Em um instante, todas as nossas barracas e tendas foram destruídas.
Lá vem a chuva, meu Deus, é água que não acaba mais, lá vem o morro, rolando céu abaixo, varrendo o barraco crescido no barro, construído em local impróprio, poluindo a paisagem da cidade apinhada de miséria e pobreza.
Lá vem a chuva, meu Deus, não é novidade não, todo ano ela nos visita, sempre trazendo no colo a destruição e um punhado de mortes e dor, todo mundo sabe, não existem mais inocentes por aqui.
Lá vem a chuva, meu Deus, hoje a gente não dorme, a casa é de tijolo, mas o coração é de papel, sem fundamento, a alvenaria é nada diante da valentia da natureza e o amontado de entulhos, rolando morro abaixo, destrói até a esperança, quanto mais o pouco que se colheu de uma vida inteira de trabalho e suor.
Lá vem a chuva, meu Deus, e com ela lá se vão os meus sonhos, a ilusão de uma vida digna, justa, comida na mesa, filhos na escola, um chão pra chamar de seu e uma cama pra deitar depois do moído da lida, é pouco, mas pra maioria de nós é um luxo que os olhos nunca verão.
Lá vem a chuva, meu Deus, protege pai, protege mãe, guarda os filhos, livra-nos do hálito da morte que nos corteja com esse cheiro de terra e capim, salva-nos da boca aberta na encosta do morro que quer nos tragar com apetite voraz.
Lá vem a chuva, meu Deus, vou correr pra acender uma vela, fazer uma prece, uma promessa qualquer, quem sabe alguém ouve e se compadece de nós que somos esquecidos de tudo, nessa encosta dos dias.

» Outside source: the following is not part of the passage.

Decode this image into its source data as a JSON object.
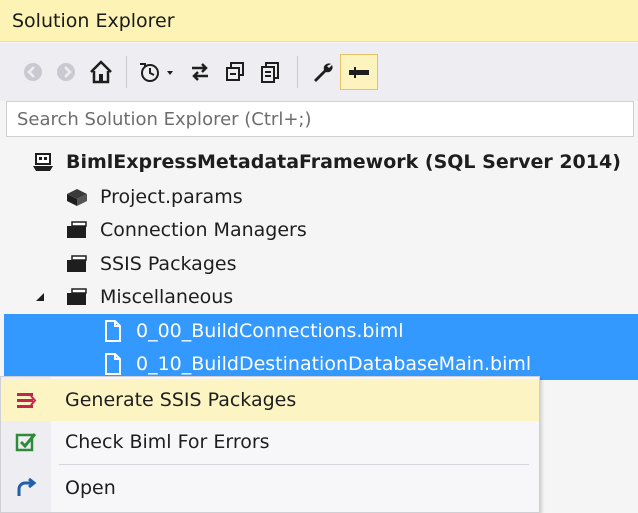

Lá vem a chuva, meu Deus, o raio corta o céu cinzento como se fosse faca amolada na carne seca, depois, o zunido do trovão nos faz calar, o morro fica em silêncio reverente esperando a hora de gritar por socorro, ainda que se saiba que ninguém que importa vai ouvir.
Lá vem a chuva, meu Deus, mas fazer o quê, é só um dia a mais nessa agonia de viver, amanhã, se a gente acordar, a gente vê o que vai fazer, enterra quem morreu, tira na vassoura e no balde a lama que soterrou a casa, a alma e a vida.
Lá vem a chuva, meu Deus.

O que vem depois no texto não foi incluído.